February 05, 2022

Who is destroying the rule of law? - Haaretz

Opposition leader Benjamin Netanyahu at a Likud faction meeting in the Knesset in Jerusalem, in December.
Opposition leader Benjamin Netanyahu at a Likud faction meeting in the Knesset in Jerusalem, in December.

Who is destroying the rule of law in Israel? After years of hearing a particularly shrill choir scream about the existence of one enemy to the justice system, the arch-Satan, demon of destruction, Benjamin Netanyahu by name, suddenly we learn that the true enemy comes from within the system. The police used the Pegasus software to track (at least) one of the state’s witnesses against Netanyahu.

The scope of the rot is yet to be fully revealed, as is the degree of involvement by the prosecution and the scope of malicious surveillance.
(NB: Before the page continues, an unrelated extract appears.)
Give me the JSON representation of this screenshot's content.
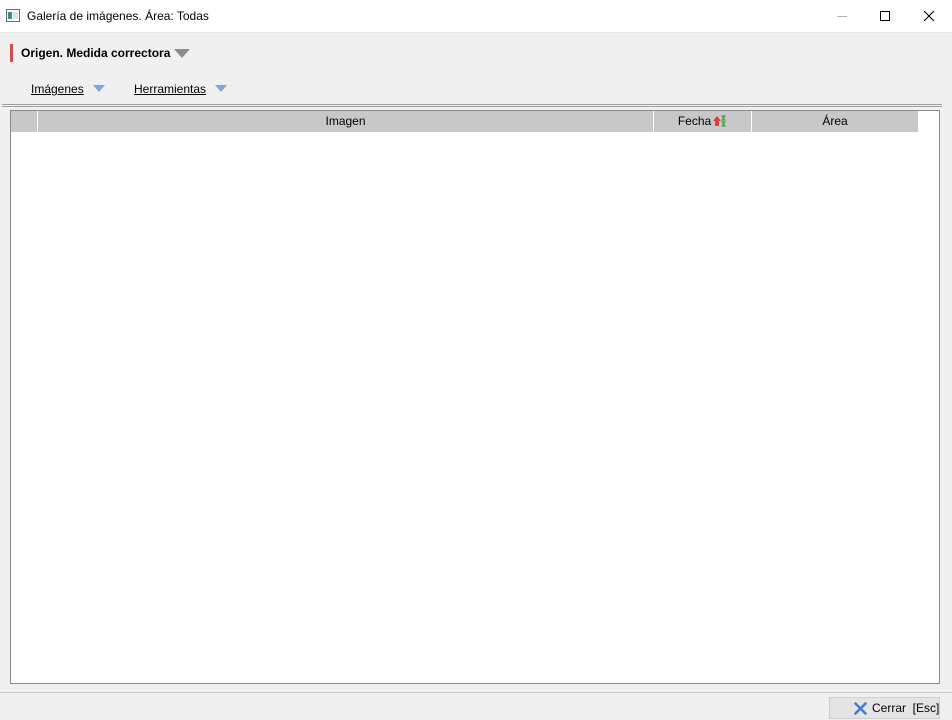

The lies of the police, its officers, and the minister overseeing them are a grave matter, but one conclusion is already clear: The police, and perhaps the prosecution as well, have decided to incriminate Netanyahu by nearly any means necessary.
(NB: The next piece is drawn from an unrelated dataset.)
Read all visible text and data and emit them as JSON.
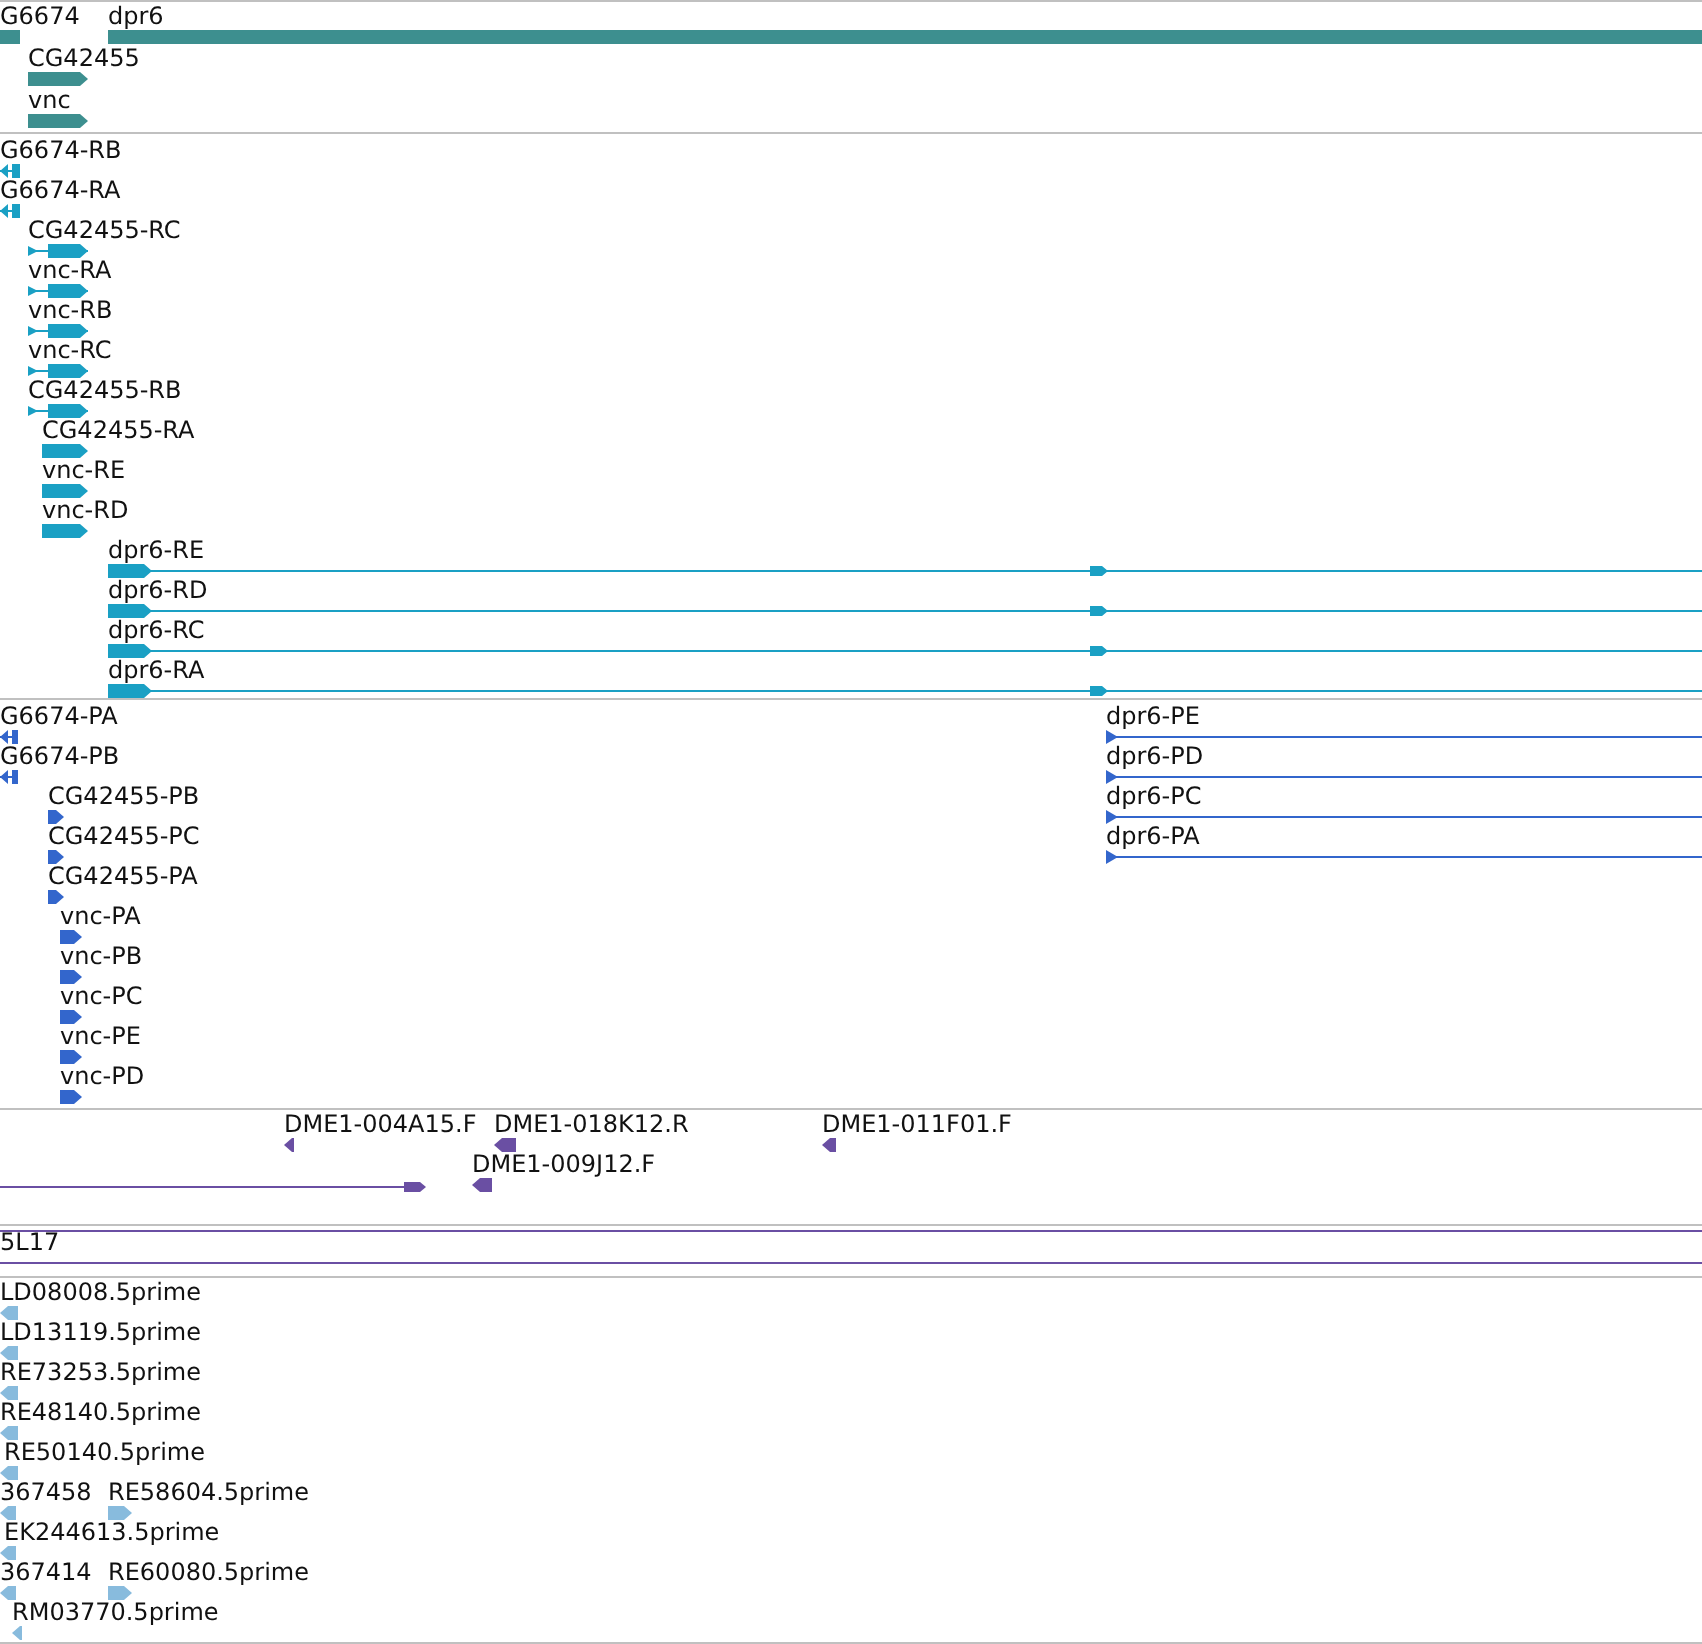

It is becoming clear that his and his supporters’ claims were true, at least to some degree. Perhaps not outright framing – that will be revealed in the trial – and not the overthrow of a sitting prime minister by the justice system, but certainly an unbridled manhunt to incriminate him. Someone wanted to see Netanyahu brought to justice. Wanted it very, very much.

In a grim twist of fate, the man who promoted the sale of NSO’s products to dark regimes for diplomatic benefit to Israel, fell victim himself to the same filth. The Golem has risen on its maker in a particularly ironic manner. But this does not minimize the gravity of using this poisonous tool against him. It would have been best had Pegasus never been born, or at least not in Israel, and still – there is a difference between countries using it against external enemies and using it to incriminate its own citizens – in some countries, dissidents; in another, a sitting prime minister.
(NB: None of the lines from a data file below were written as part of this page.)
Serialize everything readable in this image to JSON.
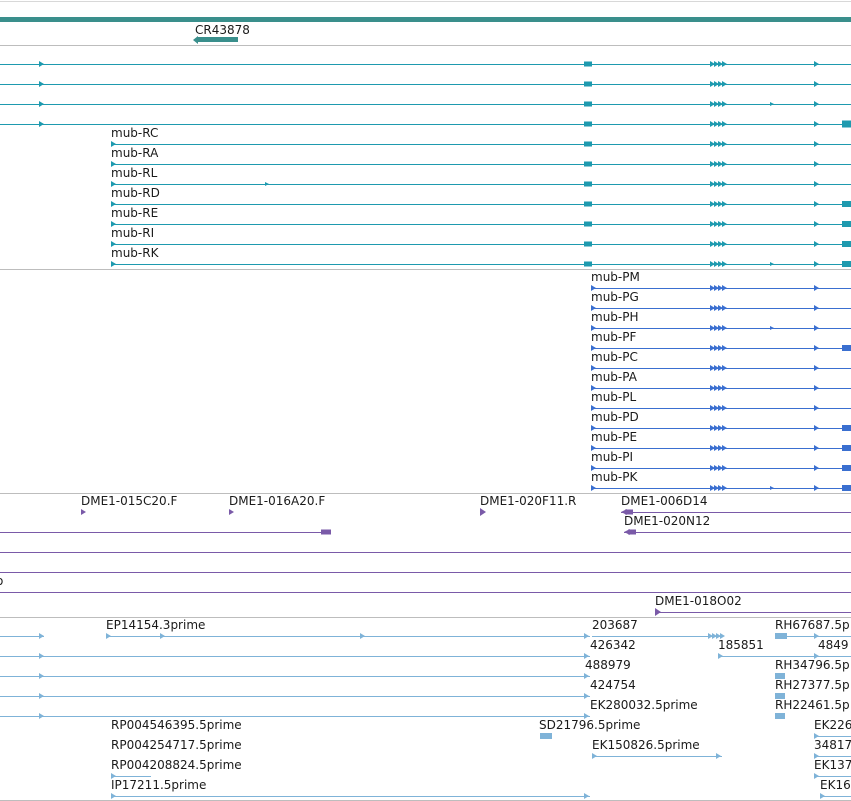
{
  "colors": {
    "top_bar": "#3a8f8c",
    "nc_gene": "#3a8f8c",
    "mrna_teal": "#1e9aaf",
    "mrna_blue": "#3a6fd0",
    "clone": "#7a5aa8",
    "est": "#7fb3d8",
    "separator": "#bdbdbd"
  },
  "tracks": {
    "noncoding": {
      "label": "CR43878"
    },
    "transcripts_r": [
      {
        "label": "mub-RC"
      },
      {
        "label": "mub-RA"
      },
      {
        "label": "mub-RL"
      },
      {
        "label": "mub-RD"
      },
      {
        "label": "mub-RE"
      },
      {
        "label": "mub-RI"
      },
      {
        "label": "mub-RK"
      }
    ],
    "transcripts_p": [
      {
        "label": "mub-PM"
      },
      {
        "label": "mub-PG"
      },
      {
        "label": "mub-PH"
      },
      {
        "label": "mub-PF"
      },
      {
        "label": "mub-PC"
      },
      {
        "label": "mub-PA"
      },
      {
        "label": "mub-PL"
      },
      {
        "label": "mub-PD"
      },
      {
        "label": "mub-PE"
      },
      {
        "label": "mub-PI"
      },
      {
        "label": "mub-PK"
      }
    ],
    "clones": [
      {
        "label": "DME1-015C20.F"
      },
      {
        "label": "DME1-016A20.F"
      },
      {
        "label": "DME1-020F11.R"
      },
      {
        "label": "DME1-006D14"
      },
      {
        "label": "DME1-020N12"
      },
      {
        "label": "DME1-018O02"
      }
    ],
    "ests": [
      {
        "label": "EP14154.3prime"
      },
      {
        "label": "203687"
      },
      {
        "label": "RH67687.5p"
      },
      {
        "label": "426342"
      },
      {
        "label": "185851"
      },
      {
        "label": "4849"
      },
      {
        "label": "488979"
      },
      {
        "label": "RH34796.5p"
      },
      {
        "label": "424754"
      },
      {
        "label": "RH27377.5p"
      },
      {
        "label": "EK280032.5prime"
      },
      {
        "label": "RH22461.5p"
      },
      {
        "label": "RP004546395.5prime"
      },
      {
        "label": "SD21796.5prime"
      },
      {
        "label": "EK226"
      },
      {
        "label": "RP004254717.5prime"
      },
      {
        "label": "EK150826.5prime"
      },
      {
        "label": "34817"
      },
      {
        "label": "RP004208824.5prime"
      },
      {
        "label": "EK137"
      },
      {
        "label": "IP17211.5prime"
      },
      {
        "label": "EK16"
      }
    ],
    "cut_label": "o"
  }
}
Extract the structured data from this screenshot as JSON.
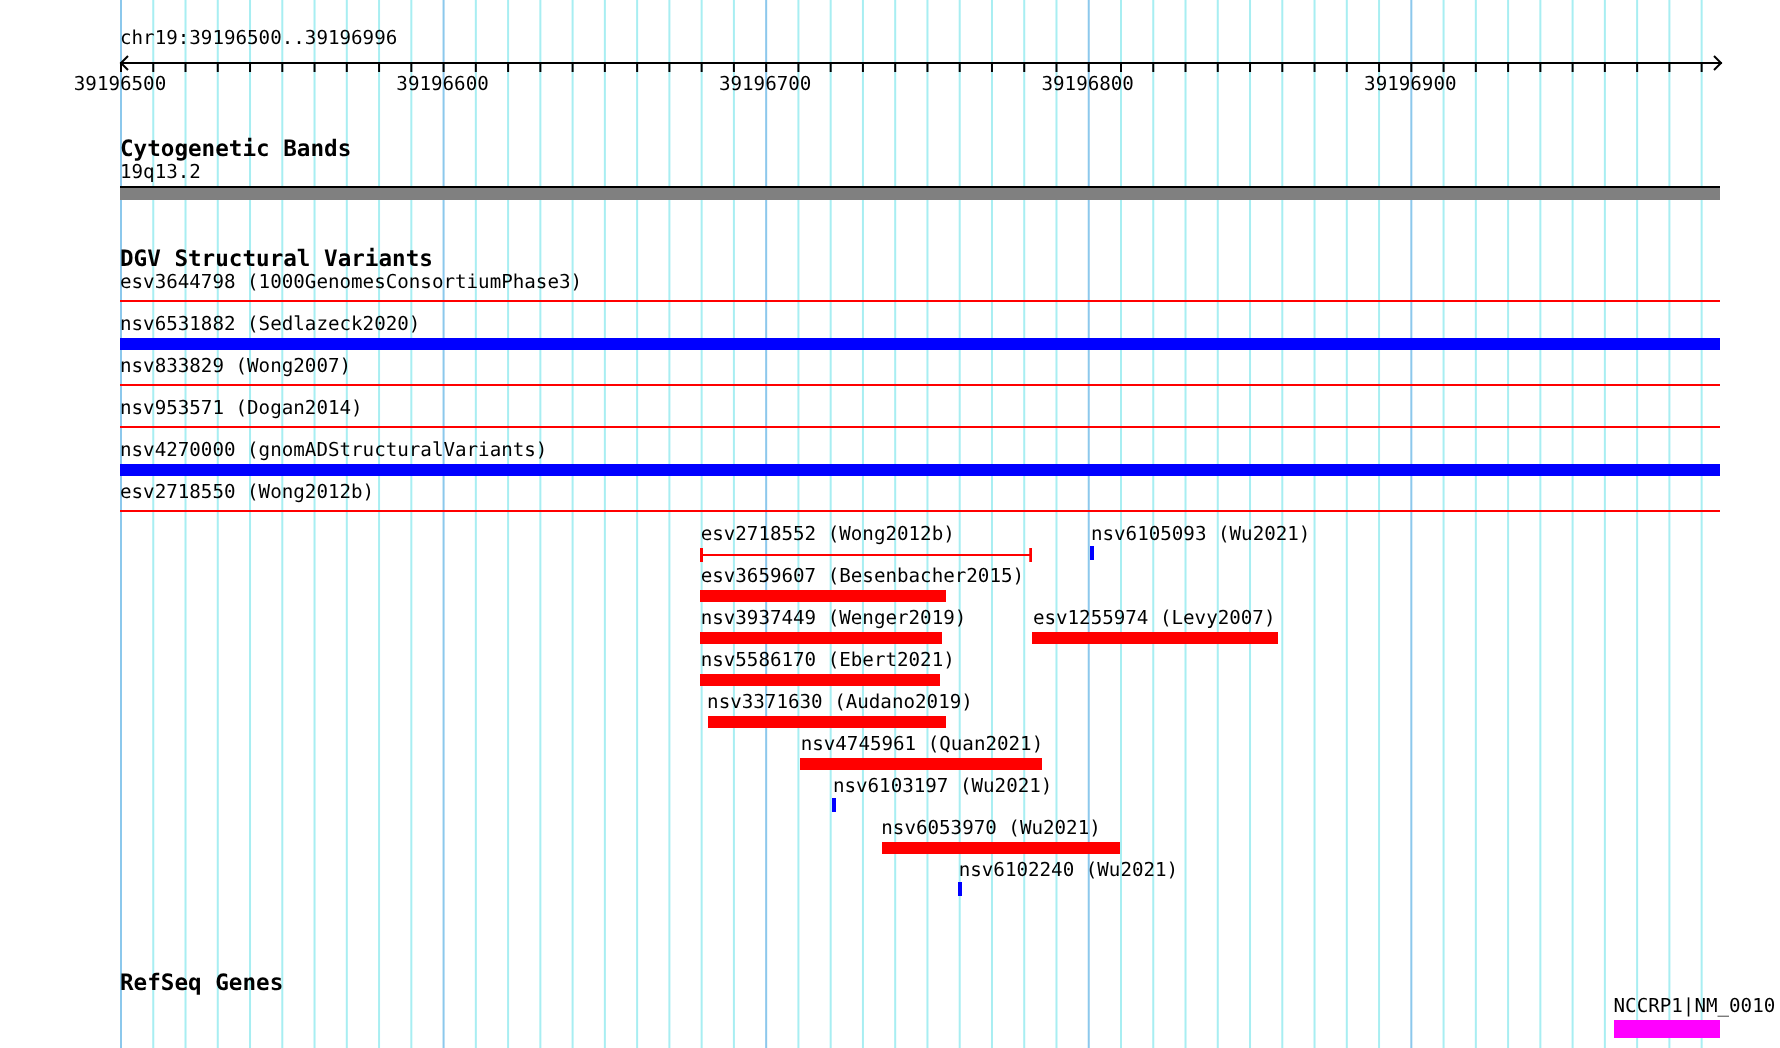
{
  "location": "chr19:39196500..39196996",
  "ruler": {
    "labels": [
      "39196500",
      "39196600",
      "39196700",
      "39196800",
      "39196900"
    ]
  },
  "tracks": [
    {
      "title": "Cytogenetic Bands",
      "rows": [
        {
          "features": [
            {
              "label": "19q13.2",
              "kind": "band",
              "color": "#808080"
            }
          ]
        }
      ]
    },
    {
      "title": "DGV Structural Variants",
      "rows": [
        {
          "features": [
            {
              "label": "esv3644798 (1000GenomesConsortiumPhase3)",
              "kind": "line",
              "color": "#ff0000"
            }
          ]
        },
        {
          "features": [
            {
              "label": "nsv6531882 (Sedlazeck2020)",
              "kind": "bar",
              "color": "#0000ff"
            }
          ]
        },
        {
          "features": [
            {
              "label": "nsv833829 (Wong2007)",
              "kind": "line",
              "color": "#ff0000"
            }
          ]
        },
        {
          "features": [
            {
              "label": "nsv953571 (Dogan2014)",
              "kind": "line",
              "color": "#ff0000"
            }
          ]
        },
        {
          "features": [
            {
              "label": "nsv4270000 (gnomADStructuralVariants)",
              "kind": "bar",
              "color": "#0000ff"
            }
          ]
        },
        {
          "features": [
            {
              "label": "esv2718550 (Wong2012b)",
              "kind": "line",
              "color": "#ff0000"
            }
          ]
        },
        {
          "features": [
            {
              "label": "esv2718552 (Wong2012b)",
              "kind": "span",
              "color": "#ff0000"
            },
            {
              "label": "nsv6105093 (Wu2021)",
              "kind": "tick",
              "color": "#0000ff"
            }
          ]
        },
        {
          "features": [
            {
              "label": "esv3659607 (Besenbacher2015)",
              "kind": "bar",
              "color": "#ff0000"
            }
          ]
        },
        {
          "features": [
            {
              "label": "nsv3937449 (Wenger2019)",
              "kind": "bar",
              "color": "#ff0000"
            },
            {
              "label": "esv1255974 (Levy2007)",
              "kind": "bar",
              "color": "#ff0000"
            }
          ]
        },
        {
          "features": [
            {
              "label": "nsv5586170 (Ebert2021)",
              "kind": "bar",
              "color": "#ff0000"
            }
          ]
        },
        {
          "features": [
            {
              "label": "nsv3371630 (Audano2019)",
              "kind": "bar",
              "color": "#ff0000"
            }
          ]
        },
        {
          "features": [
            {
              "label": "nsv4745961 (Quan2021)",
              "kind": "bar",
              "color": "#ff0000"
            }
          ]
        },
        {
          "features": [
            {
              "label": "nsv6103197 (Wu2021)",
              "kind": "tick",
              "color": "#0000ff"
            }
          ]
        },
        {
          "features": [
            {
              "label": "nsv6053970 (Wu2021)",
              "kind": "bar",
              "color": "#ff0000"
            }
          ]
        },
        {
          "features": [
            {
              "label": "nsv6102240 (Wu2021)",
              "kind": "tick",
              "color": "#0000ff"
            }
          ]
        }
      ]
    },
    {
      "title": "RefSeq Genes",
      "rows": [
        {
          "features": [
            {
              "label": "NCCRP1|NM_0010",
              "kind": "gene",
              "color": "#ff00ff"
            }
          ]
        }
      ]
    }
  ]
}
There is excessive, sanctimonious hysteria in Israel over NSO. Double standards are working overtime. A country that sells almost any regime devastating devices of destruction – including some particularly vicious weapons, from unmanned drones that wipe out lives with the touch of a joystick, to various types of cluster bombs – cannot get in a tizzy over spyware. At least spyware doesn’t kill; not directly, anyway.

In addition, a country that assassinates dissidents in its occupied territories and enemy scientists in other countries cannot get excited over the murder of a Saudi journalist. Indeed, the Israeli software’s complete invasion of privacy is outrageous and repulsive, but some of the weapons Israel exports are far more gruesome, and no public debate is held on them. On the contrary, they are the pride and joy of the nation. The fact that five million people live their lives exposed to some Israeli Pegasus or other, day and night, in Gaza and in the West Bank, annuls the moral right to be appalled by the use of these tools within sovereign Israel.

But in any event we must not minimize the gravity of the use of invasive surveillance to incriminate citizens, let alone without authorization. And when it concerns a sitting prime minister this problem only grows more urgent, due to the political implications of the effort to overthrow him. That’s how it always is with a slippery slope. You invent a monstrous weapon to fight terrorism, and eventually use it against a prime minister. Once the forbidden weapon is in the arsenal, it will be used for any purpose. Skunk water in the territories? Now they use the skunk against the Haredim too. NSO’s skunk is particularly malodorous. It was used on Netanyahu.

The Netanyahu trial is ongoing. Thus far it has been hard to point to the smoking gun that would justify the serious charges and the hateful public atmosphere, but there’s a long way still to go. There will always be the next state’s witness, who will be described by prosecutors and Netanyahu’s foes as the man who will deliver the goods. Now the surveillance target Shlomo Filber is center-stage. Tomorrow it will be someone else. That is why this surveillance is so destructive. It strengthens the public feeling that Netanyahu is indeed being persecuted.

Netanyahu himself sounded upset over the weekend. People around him talked hyperbolically of an earthquake. But underneath the pretense of a storm, which they know how to harness to their benefit, there lay the feeling that another Pegasus is yet to come, and with it his trial will implode. Now it will be even harder to refute that.